With regard to the legislative implications of the proposed House and Senate bills for UNFPA, both bills contain the longstanding Kemp-Kasten provision prohibiting U.S. funding for any organization that “supports or participates in the management of a program of coercive abortion or involuntary sterilization.” The Trump-Pence administration ended all FY 2017 funding for UNFPA when it issued its slip-shod March 30th determination, finding UNFPA in violation of the Kemp-Kasten restriction. If House-Senate negotiators reach the same deal as they did for FY 2017, a FY 2018 contribution will be earmarked for UNFPA, despite the likelihood that the funding will continue to be withheld by the administration. Fortunately, there has been a provision in appropriations bills since the early 2000s that requires that any funds withheld from UNFPA due to the operation of any provision of law be reprogrammed to USAID for bilateral “family planning, maternal, and reproductive health activities” and thereby allowing the funds to be used for FP/RH purposes.

Yesterday, Congress was also working to finalize a bill to expeditiously provide emergency supplemental funding for Hurricane Harvey relief and both fund the federal government through a “continuing resolution” and extend the debt limit through December 8th. The urgency of providing disaster relief to affected states, the threat of a government shutdown at the end of the fiscal year on September 30th, and the prospect of breaching the debt limit before the end of the month animated a surprising acceptance by President Trump of the deal proposed by the Democratic congressional leadership.

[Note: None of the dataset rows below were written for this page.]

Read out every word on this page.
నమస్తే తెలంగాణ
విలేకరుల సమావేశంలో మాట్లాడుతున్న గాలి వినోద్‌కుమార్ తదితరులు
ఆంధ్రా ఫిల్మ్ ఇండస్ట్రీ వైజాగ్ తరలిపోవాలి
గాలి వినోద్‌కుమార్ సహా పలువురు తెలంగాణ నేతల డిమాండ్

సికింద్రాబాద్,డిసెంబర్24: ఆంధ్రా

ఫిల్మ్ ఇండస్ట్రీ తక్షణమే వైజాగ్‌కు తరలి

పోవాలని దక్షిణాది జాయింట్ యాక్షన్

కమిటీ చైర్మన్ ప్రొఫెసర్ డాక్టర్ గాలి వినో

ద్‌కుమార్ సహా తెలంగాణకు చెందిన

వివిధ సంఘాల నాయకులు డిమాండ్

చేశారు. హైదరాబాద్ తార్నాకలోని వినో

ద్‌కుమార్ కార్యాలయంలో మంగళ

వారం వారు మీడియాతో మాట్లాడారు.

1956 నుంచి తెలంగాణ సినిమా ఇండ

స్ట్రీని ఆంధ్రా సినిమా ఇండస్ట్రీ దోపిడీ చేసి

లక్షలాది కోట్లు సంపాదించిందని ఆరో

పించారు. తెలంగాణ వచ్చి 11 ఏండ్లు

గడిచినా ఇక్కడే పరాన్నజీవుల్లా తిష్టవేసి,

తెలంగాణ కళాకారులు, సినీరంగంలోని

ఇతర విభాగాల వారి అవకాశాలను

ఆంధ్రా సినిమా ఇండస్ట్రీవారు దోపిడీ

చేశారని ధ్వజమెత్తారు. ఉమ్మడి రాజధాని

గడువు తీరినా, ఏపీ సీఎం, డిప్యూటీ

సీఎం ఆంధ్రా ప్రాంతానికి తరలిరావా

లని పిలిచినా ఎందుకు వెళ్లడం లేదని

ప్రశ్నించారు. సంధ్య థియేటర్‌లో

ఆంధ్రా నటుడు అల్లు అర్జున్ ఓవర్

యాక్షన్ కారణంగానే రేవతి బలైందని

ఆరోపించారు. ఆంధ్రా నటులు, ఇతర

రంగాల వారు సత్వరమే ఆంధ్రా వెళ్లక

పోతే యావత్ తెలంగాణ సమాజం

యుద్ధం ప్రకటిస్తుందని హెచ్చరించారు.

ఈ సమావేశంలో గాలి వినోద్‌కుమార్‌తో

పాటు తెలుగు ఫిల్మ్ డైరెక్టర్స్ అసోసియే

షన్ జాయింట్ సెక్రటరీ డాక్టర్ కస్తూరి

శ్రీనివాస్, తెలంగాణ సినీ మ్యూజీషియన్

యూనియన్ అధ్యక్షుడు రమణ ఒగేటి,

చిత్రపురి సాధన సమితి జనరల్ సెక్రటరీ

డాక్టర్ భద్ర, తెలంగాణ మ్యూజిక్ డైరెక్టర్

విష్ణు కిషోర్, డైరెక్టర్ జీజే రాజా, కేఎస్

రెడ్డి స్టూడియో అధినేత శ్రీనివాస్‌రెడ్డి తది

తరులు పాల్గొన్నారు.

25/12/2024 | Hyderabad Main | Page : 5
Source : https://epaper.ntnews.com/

Assuming that the deal on a “continuing resolution” to keep the government running at current spending levels and policy is successfully concluded in the next few days, congressional leaders and appropriators of both parties will have time between now and the December deadline to conclude a bipartisan agreement to fund the federal government for the remainder of the fiscal year. It will be during these negotiations that the wide disparities on FP/RH funding and policy between House and Senate will need to be resolved. If the manner in which these same differences have been negotiated for the past seven fiscal years is any guide, it can be anticipated that the status quo will eventually be preserved—no funding cuts and no new policy “riders” on the GGR or UNFPA. In the current political environment, such an outcome would be among the best-case scenarios for the continuation of United States leadership on international family planning and reproductive health.